$42 million in relief secured for defrauded students of MSB/Globe University

More than 900 former students of the Minnesota School of Business and Globe University will receive more than $42 million in financial relief, the state attorney general says.

In a release, Attorney General Keith Ellison said his office reached a tentative agreement with the owners of the schools and the Department of Education to provide the full financial relief to the students.
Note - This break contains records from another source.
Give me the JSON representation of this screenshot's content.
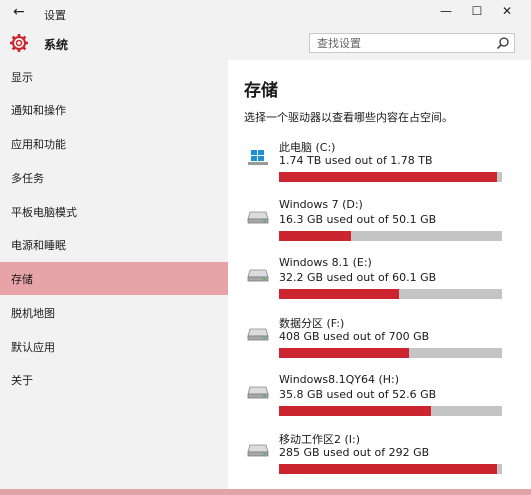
{
  "window": {
    "title": "设置",
    "controls": [
      "minimize-icon",
      "maximize-icon",
      "close-icon"
    ]
  },
  "header": {
    "section": "系统",
    "icon": "gear-icon",
    "search_placeholder": "查找设置"
  },
  "sidebar": {
    "items": [
      {
        "label": "显示"
      },
      {
        "label": "通知和操作"
      },
      {
        "label": "应用和功能"
      },
      {
        "label": "多任务"
      },
      {
        "label": "平板电脑模式"
      },
      {
        "label": "电源和睡眠"
      },
      {
        "label": "存储",
        "selected": true
      },
      {
        "label": "脱机地图"
      },
      {
        "label": "默认应用"
      },
      {
        "label": "关于"
      }
    ]
  },
  "main": {
    "heading": "存储",
    "description": "选择一个驱动器以查看哪些内容在占空间。",
    "drives": [
      {
        "name": "此电脑 (C:)",
        "usage": "1.74 TB used out of 1.78 TB",
        "used_fraction": 0.977,
        "icon": "windows-drive-icon"
      },
      {
        "name": "Windows 7 (D:)",
        "usage": "16.3 GB used out of 50.1 GB",
        "used_fraction": 0.325,
        "icon": "drive-icon"
      },
      {
        "name": "Windows 8.1 (E:)",
        "usage": "32.2 GB used out of 60.1 GB",
        "used_fraction": 0.536,
        "icon": "drive-icon"
      },
      {
        "name": "数据分区 (F:)",
        "usage": "408 GB used out of 700 GB",
        "used_fraction": 0.583,
        "icon": "drive-icon"
      },
      {
        "name": "Windows8.1QY64 (H:)",
        "usage": "35.8 GB used out of 52.6 GB",
        "used_fraction": 0.681,
        "icon": "drive-icon"
      },
      {
        "name": "移动工作区2 (I:)",
        "usage": "285 GB used out of 292 GB",
        "used_fraction": 0.976,
        "icon": "drive-icon"
      }
    ]
  },
  "colors": {
    "accent": "#cc2530",
    "bar_track": "#c4c4c4",
    "selected_bg": "#e8a3a8",
    "chrome_bg": "#f2f2f2"
  }
}
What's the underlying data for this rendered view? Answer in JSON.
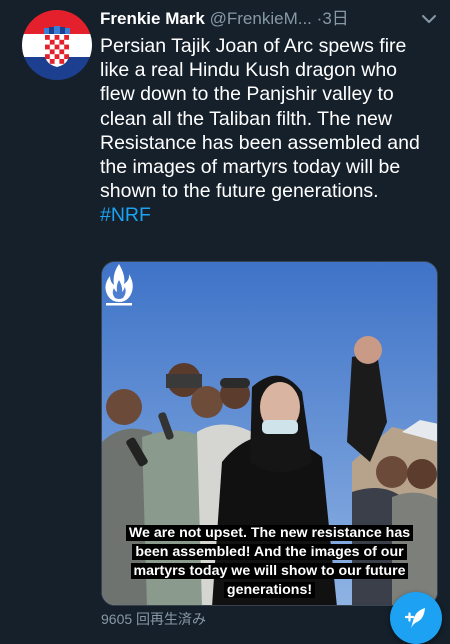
{
  "tweet": {
    "author_name": "Frenkie Mark",
    "author_handle": "@FrenkieM...",
    "separator": "·",
    "time": "3日",
    "text": "Persian Tajik Joan of Arc spews fire like a real Hindu Kush dragon who flew down to the Panjshir valley to clean all the Taliban filth. The new Resistance has been assembled and the images of martyrs today will be shown to the future generations.",
    "hashtag": "#NRF",
    "avatar_icon": "croatia-flag-icon",
    "more_icon": "chevron-down-icon"
  },
  "media": {
    "caption": "We are not upset. The new resistance has been assembled! And the images of our martyrs today we will show to our future generations!",
    "watermark_icon": "flame-logo-icon"
  },
  "footer": {
    "views": "9605 回再生済み"
  },
  "fab": {
    "icon": "compose-tweet-icon"
  },
  "colors": {
    "background": "#15202b",
    "accent": "#1da1f2",
    "secondary_text": "#8899a6"
  }
}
Ellison said it is one of the biggest consumer fraud cases ever brought before his office.

In 2016, a Minnesota court found that Minnesota School of Business and Globe University misrepresented to students that they could pursue law enforcement careers by enrolling in their "criminal justice" program, but that the degree provided "no value towards pursuing those careers," the attorney general said.

The degrees cost students between $40,000 and $80,000. The for-profit schools offered the programs between 2009 and 2015. Both schools closed their campuses in January 2017 after the Department of Education dropped them from the federal student loan program.

Ellison said the students of these programs were "often low-income, often veterans, often people of color, often supporting families while working full-time."

In total, $23.1 million in debt will be forgiven for the 920 students and $15.6 million in additional compensation will be paid for students defrauded by the program.

The agreement was filed in bankruptcy court Monday night. All parties have agreed to the deal, but the Department of Education still needs to issue full approval.

Students who have filed claims and are entitled to the financial relief will be contacted by the attorney general’s office.